Education is not a luxury — it is a life-saving intervention.
In emergencies and protracted crises, education is a lifeline. It provides safety, stability, and hope. It protects children from recruitment into armed groups, child marriage, trafficking, and other forms of violence. For girls, children with disabilities, and marginalized communities, education is often the only shield against exploitation. It also provides critical psychosocial support, offering structure, and healing.
When education is funded, children survive, heal and thrive. When it is not, children suffer.
We call on all donors — from the public and private sectors — to act with urgency and resolve.
Our urgent appeal to the international community:
- Donor governments must immediately increase and ring-fence funding for education in emergencies. Education must be prioritized on par with life-saving interventions—because it is one.
- Governments must reassess national priorities. Invest more in development and education than in destruction. Investing in schools, not armament, is the path to sustainable peace.
- Foundations, private sector actors, and emerging donors must step up as essential partners to sustain education, working hand in hand with traditional aid partners.
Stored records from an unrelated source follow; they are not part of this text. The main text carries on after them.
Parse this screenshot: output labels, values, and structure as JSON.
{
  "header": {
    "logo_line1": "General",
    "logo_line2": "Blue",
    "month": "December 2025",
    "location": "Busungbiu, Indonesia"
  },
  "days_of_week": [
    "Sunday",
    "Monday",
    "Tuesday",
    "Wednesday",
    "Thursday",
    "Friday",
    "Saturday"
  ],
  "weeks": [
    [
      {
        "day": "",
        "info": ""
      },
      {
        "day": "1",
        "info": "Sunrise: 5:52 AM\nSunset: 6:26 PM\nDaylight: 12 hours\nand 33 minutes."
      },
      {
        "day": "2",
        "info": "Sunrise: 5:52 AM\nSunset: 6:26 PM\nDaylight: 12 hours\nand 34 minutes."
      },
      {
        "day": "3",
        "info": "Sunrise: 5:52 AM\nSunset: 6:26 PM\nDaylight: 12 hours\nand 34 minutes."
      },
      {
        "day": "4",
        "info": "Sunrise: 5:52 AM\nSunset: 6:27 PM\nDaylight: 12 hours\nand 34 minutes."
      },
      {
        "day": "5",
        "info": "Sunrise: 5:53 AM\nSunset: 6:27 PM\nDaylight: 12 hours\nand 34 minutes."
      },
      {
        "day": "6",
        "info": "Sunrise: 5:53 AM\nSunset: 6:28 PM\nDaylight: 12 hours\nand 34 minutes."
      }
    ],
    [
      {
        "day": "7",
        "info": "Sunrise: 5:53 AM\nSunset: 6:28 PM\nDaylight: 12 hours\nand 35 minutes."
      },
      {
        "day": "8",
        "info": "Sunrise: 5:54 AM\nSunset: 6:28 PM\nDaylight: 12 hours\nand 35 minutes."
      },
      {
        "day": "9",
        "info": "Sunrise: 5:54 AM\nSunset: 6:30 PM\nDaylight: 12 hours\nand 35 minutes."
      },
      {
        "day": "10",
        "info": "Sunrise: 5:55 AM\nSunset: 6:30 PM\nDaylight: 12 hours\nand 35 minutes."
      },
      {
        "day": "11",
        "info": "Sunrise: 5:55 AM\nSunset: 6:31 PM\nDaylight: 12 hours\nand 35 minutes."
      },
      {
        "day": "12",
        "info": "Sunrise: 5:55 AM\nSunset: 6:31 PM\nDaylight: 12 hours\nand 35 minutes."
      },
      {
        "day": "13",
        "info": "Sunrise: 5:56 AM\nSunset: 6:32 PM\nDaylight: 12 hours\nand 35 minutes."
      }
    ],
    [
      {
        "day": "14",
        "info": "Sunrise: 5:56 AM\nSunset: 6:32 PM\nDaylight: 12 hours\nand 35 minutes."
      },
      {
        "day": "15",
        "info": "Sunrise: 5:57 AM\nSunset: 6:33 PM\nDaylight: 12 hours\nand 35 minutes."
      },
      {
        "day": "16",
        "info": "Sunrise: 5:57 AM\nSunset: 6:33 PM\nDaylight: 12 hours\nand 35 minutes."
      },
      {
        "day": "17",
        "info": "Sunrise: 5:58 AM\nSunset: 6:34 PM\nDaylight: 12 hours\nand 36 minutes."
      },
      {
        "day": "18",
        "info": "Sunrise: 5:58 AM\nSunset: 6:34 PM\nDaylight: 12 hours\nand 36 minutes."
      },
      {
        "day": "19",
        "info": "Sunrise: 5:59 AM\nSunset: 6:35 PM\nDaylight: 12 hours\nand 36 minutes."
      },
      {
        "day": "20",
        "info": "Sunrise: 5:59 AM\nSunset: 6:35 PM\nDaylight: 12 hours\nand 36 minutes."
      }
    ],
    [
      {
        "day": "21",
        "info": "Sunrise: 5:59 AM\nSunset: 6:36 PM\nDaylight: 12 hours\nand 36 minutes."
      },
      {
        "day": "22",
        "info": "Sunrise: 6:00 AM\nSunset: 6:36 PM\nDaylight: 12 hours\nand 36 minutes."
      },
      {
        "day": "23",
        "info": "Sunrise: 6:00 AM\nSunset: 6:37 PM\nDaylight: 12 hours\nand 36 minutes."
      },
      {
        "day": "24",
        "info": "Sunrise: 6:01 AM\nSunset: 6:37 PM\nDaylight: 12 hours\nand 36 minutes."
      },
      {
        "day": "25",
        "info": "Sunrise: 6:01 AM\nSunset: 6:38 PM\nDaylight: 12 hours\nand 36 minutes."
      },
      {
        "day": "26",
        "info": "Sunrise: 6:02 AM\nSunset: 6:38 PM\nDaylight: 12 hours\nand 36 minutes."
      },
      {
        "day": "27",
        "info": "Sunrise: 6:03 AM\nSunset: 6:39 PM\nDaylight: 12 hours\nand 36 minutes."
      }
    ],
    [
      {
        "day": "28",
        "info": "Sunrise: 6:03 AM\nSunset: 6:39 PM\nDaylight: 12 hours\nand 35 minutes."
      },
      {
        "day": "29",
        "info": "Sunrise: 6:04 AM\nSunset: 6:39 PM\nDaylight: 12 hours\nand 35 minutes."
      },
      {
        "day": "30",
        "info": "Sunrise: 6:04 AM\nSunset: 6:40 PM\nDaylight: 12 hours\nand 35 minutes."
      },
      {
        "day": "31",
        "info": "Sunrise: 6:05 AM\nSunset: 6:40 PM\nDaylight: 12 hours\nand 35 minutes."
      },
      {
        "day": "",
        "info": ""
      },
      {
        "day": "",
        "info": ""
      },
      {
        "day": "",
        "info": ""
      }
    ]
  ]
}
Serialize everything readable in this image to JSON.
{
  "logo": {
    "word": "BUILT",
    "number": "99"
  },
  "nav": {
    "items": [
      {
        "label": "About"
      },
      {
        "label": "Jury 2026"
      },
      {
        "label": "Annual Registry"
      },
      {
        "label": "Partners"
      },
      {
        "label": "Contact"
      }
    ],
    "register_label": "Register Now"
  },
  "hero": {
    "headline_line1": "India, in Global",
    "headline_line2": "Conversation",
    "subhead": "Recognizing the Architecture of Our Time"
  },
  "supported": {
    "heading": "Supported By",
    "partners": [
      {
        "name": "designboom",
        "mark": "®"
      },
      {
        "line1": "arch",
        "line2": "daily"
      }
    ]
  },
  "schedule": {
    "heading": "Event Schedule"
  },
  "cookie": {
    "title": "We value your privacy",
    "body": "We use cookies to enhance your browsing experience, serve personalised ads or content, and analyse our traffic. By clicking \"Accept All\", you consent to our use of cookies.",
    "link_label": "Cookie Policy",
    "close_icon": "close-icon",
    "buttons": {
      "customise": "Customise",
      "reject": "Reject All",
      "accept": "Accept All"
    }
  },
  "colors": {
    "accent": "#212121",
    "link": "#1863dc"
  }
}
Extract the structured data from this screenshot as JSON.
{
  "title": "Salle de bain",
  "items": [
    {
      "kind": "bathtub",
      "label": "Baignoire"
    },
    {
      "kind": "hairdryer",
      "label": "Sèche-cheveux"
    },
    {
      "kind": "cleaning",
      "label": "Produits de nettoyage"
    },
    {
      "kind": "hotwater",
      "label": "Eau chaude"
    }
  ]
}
- UN agencies, international financial institutions, and multilateral platforms must make education in crises a central pillar of their humanitarian and development strategies.
Because:
- Education saves lives. In crises, education protects from child recruitment, trafficking, child marriage, and gender-based violence.
- Education heals. It provides children with mental health support, safe spaces, and a sense of normalcy amidst chaos.
- Education empowers. It breaks cycles of poverty, drives economic growth, and fosters global citizenship. Every dollar invested in education returns up to $15 in economic return.
And above all:
- Education is a human right. No child should be denied a future because the world failed to act.
We stand unified in this call.
Let us fund the future, not the fallout. Let us equip every child—not with weapons, but with books, skills, and hope.
Now is not the time to retreat. Now is the time to make the smartest investment to end cycles of crises and end aid dependency.
Because when we fund education in emergencies, we don’t just respond to crisis—we build a more resilient, prosperous and stable future for all.